Emma Little-Pengelly

The DUP MLA, in her letter, poses a question to the NIRHC and its Chief Commissioner: “In this context, does NIHRC regard Michelle O’Neill’s claim that ‘there was no alternative’ to IRA violence to be compliant with the principles set out in national and international human rights frameworks? Moreover, in its view, do such remarks conflict with, or undermine, current support for law and order?”

She adds: “It is my ultimate hope that your response to this correspondence treats the matter raised with the seriousness and clarity that they deserve. To this end, I look forward to hearing from you in the very near future.”

Mrs Little-Pengelly’s reference to Diane and Nigels Dodds concerned the memory of a shooting in the Royal hospital close to Christmas 1996 when two IRA gunmen opened fire on a police bodyguard who was wounded in the foot. At the time the Dodds were speaking to a surgeon about potential treatment for their gravely ill son Andrew.

Lord Dodds recalled that evening: “Diane and I were just talking about the intensive care unit that day in the Children’s Hospital and how it wasn’t just our son Andrew who was gravely ill.

“There were other parents sitting by bedsides of their children and hearing shots being fired. How must they feel today?

“It does bring back all those awful memories. It brings back the terrible emotion effects that the whole family went through, the tears, the fears, and that will be replicated thousands of times across Northern Ireland as a result of what Michelle O’Neill said.”

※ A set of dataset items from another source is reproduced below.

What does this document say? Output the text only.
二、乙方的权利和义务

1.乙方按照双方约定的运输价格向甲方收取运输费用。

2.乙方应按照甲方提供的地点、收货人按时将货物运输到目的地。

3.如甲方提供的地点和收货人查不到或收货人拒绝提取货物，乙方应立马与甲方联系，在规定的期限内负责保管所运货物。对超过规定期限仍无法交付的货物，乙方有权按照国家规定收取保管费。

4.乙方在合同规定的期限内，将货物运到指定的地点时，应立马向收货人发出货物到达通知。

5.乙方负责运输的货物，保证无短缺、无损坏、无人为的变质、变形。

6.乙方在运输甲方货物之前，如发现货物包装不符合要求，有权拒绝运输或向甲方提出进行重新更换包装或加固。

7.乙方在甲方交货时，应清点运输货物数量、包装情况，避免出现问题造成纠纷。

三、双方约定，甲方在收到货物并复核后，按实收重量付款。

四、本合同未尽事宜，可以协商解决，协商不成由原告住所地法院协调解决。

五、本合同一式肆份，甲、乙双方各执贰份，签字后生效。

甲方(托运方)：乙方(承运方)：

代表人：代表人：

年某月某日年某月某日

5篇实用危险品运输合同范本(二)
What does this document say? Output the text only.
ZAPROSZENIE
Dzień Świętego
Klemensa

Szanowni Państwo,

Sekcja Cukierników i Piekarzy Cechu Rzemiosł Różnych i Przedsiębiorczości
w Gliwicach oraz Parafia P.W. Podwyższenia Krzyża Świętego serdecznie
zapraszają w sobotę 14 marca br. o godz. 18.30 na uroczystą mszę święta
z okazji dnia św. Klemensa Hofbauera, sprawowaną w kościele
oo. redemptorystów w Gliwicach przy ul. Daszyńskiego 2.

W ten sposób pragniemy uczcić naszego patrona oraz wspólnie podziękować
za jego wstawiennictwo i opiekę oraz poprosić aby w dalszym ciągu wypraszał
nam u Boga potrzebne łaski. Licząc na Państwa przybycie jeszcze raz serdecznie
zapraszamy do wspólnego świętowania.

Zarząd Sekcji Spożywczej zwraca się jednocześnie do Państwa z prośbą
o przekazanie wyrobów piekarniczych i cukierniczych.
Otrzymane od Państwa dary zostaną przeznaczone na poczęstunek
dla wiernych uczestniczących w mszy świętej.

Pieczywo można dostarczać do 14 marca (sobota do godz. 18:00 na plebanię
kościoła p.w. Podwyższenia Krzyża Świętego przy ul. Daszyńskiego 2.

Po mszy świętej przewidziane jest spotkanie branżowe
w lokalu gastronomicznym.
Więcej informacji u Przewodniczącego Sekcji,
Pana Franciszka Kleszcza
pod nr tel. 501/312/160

Ms O’Neill made these comments in a wide-ranging interview on the BBC podcast ‘Red Lines.’

When asked about IRA violence and whether it was justified, the Sinn Fein deputy leader said: “I think at the time there was no alternative. Now, thankfully, we have an alternative to conflict, and that’s the Good Friday Agreement.

“My whole adult life has building the peace process. I wish the conditions were never here that actually led to conflict.”

Her late father, Brendan Doris, was a Sinn Fein councillor and IRA member who served time in prison.

It was not just unionists who criticised her remarks, with the SDLP leader Colum Eastwood tweeting: “There was an alternative to IRA violence. John Hume led that alternative&the Nationalist people backed it. The IRA murdered thousands of its own people, destroying businesses, ruined young people’s lives by selling them a a twisted ideology&put the cause of Irish unity back by decades.”